Ah ben, t'imagines bien qu'on est déjà remonté à bloc ! Ce sera clairement notre plus grosse scène à ce jour, et le plus tôt qu'on ait jamais joué. C'est un sacré défi de faire découvrir notre univers sur un set court en matinée, mais on est ultra excités.

Vous voyez ça comme un rêve qui se réalise ou un tremplin pour la suite ?
Honnêtement, les deux. C'est un gros accomplissement pour nous d'être programmé au Hellfest, un truc dont tu rêves au moment où tu crées le projet. Et c'est aussi un tremplin comme tu dis, puisque ça nous offre une grosse visibilité auprès de gens qu'on n'a pas encore croisés en tournée, à qui on va pouvoir présenter l'album et qui on l'espère nous suivront après.

En septembre, il y une date à Petit Bain à Paris mais d'ici là, on pourra vous voir cet été ailleurs qu'à Clisson ?
Bien sûr ! En avril, on sera le 20 à Fontenay-le-Comte, le 24 à St Quentin en première partie d'Ultra Vomit, le 26 à Limoges toujours avec Ultra Vomit, en mai le 24 à Lesneven pour le Rock en Stock, en juin il y a donc le Hellfest, en juillet, le 12 à Bordères sur l'Echez pour Riff'in Tarbes, en août, le 22 on va carrément en Suisse à Genève pour le Festiverbant, en octobre, tu nous trouveras le 4 à Rennes pour les festival de Rage Tour, et en novembre on sera le 8 Chez Paulette à Pagney-derrière-Barine. Tu le mentionnais, il y a aussi le 12 septembre à Petit Bain pour la grosse fête que sera notre release party, on bosse un gros gros set, alors ne manquez pas l'occasion ! Et puis dans le doute, suivez-nous sur les réseaux on va en annoncer d'autres...

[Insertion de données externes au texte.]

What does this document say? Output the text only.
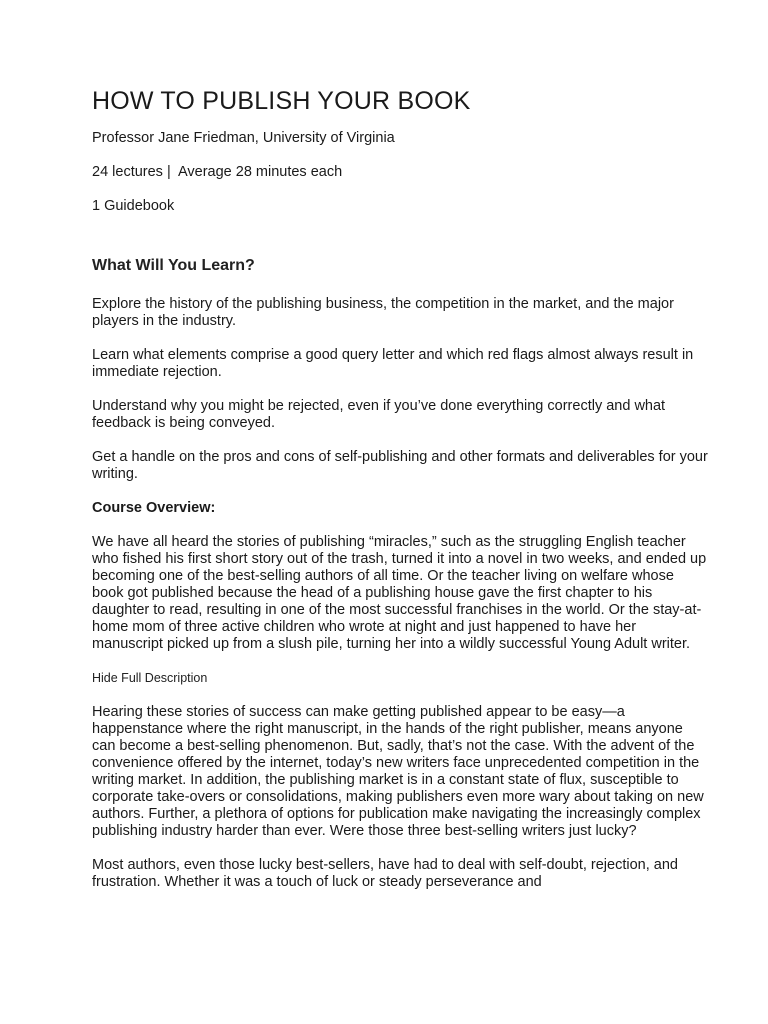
HOW TO PUBLISH YOUR BOOK

Professor Jane Friedman, University of Virginia

24 lectures |  Average 28 minutes each

1 Guidebook

What Will You Learn?

Explore the history of the publishing business, the competition in the market, and the major players in the industry.

Learn what elements comprise a good query letter and which red flags almost always result in immediate rejection.

Understand why you might be rejected, even if you’ve done everything correctly and what feedback is being conveyed.

Get a handle on the pros and cons of self-publishing and other formats and deliverables for your writing.

Course Overview:

We have all heard the stories of publishing “miracles,” such as the struggling English teacher who fished his first short story out of the trash, turned it into a novel in two weeks, and ended up becoming one of the best-selling authors of all time. Or the teacher living on welfare whose book got published because the head of a publishing house gave the first chapter to his daughter to read, resulting in one of the most successful franchises in the world. Or the stay-at-home mom of three active children who wrote at night and just happened to have her manuscript picked up from a slush pile, turning her into a wildly successful Young Adult writer.

Hide Full Description

Hearing these stories of success can make getting published appear to be easy—a happenstance where the right manuscript, in the hands of the right publisher, means anyone can become a best-selling phenomenon. But, sadly, that’s not the case. With the advent of the convenience offered by the internet, today’s new writers face unprecedented competition in the writing market. In addition, the publishing market is in a constant state of flux, susceptible to corporate take-overs or consolidations, making publishers even more wary about taking on new authors. Further, a plethora of options for publication make navigating the increasingly complex publishing industry harder than ever. Were those three best-selling writers just lucky?

Most authors, even those lucky best-sellers, have had to deal with self-doubt, rejection, and frustration. Whether it was a touch of luck or steady perseverance and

Howard Vous êtes d'ailleurs très présents sur les réseaux, c'est une obligation ou un plaisir ?
Un peu des deux à vrai dire. De nos jours, on est tenu à une certaine régularité sur les réseaux, si on ne veut pas disparaître dans les tréfonds des algos. Pour autant, c'est aussi pour nous un autre espace d'expression, dans lequel on peut prendre le temps d'aller un peu plus en profondeur et d'expliquer les textes des morceaux, les choix esthétiques, le processus de compo... ça nous permet de partager tout ça avec les gens qui nous suivent et on pense que c'est important aussi.

Vous avez fait une cover des Doors, d'autres titres sont dans le viseur ? Peut être des morceaux plus électro ?
On ne s'interdit rien ! Pour l'instant, on va continuer de travailler l'album et son après-sortie, on verra bien la suite !

Le délire du clip de "Keep running", ça vient d'où ? Il y a eu des débats autour de l'idée ?
Alors... En gros, le titre parle principalement de la dissimulation de son mal-être, et du fait de faire comme si tout allait bien, un genre de fuite en avant, mais où tu fais du sur-place. On a donc pensé à un clip en mode fitness, avec un personnage qui donne tout sans que son visage ne laisse transparaître l'effort. À côté du groupe, Jimbo bosse avec une compagnie de cirque, donc on a fait appel à Andrei Anissimov, un athlète qualifié qui nous a enchaîné une quantité de prises en plan séquence presque sans transpirer. Nous on voulait l'amener à l'épuisement, mais c'était pas facile ! Après, on a modifié en post-prod pour figer un sourire malaisant sur lui tout du long, qui glitche. On voulait mettre en évidence le masque que tu portes quand tu jures que tout roule, et les moments où il se devine.

Vous vous appelez Howard en hommage à Lovecraft, il a écrit beaucoup de nouvelles, laquelle nous conseillez-vous ?
En effet, il y en a un paquet. Aujourd'hui je dirais "Les rats dans les murs" qui m'avait bien marqué à la première lecture pour son angoisse générale, et aussi grâce aux oiseaux qui avaient élu domicile dans l'isolation de ma chambre de l'époque. Ça avait rendu la lecture immersive au possible. Flippant.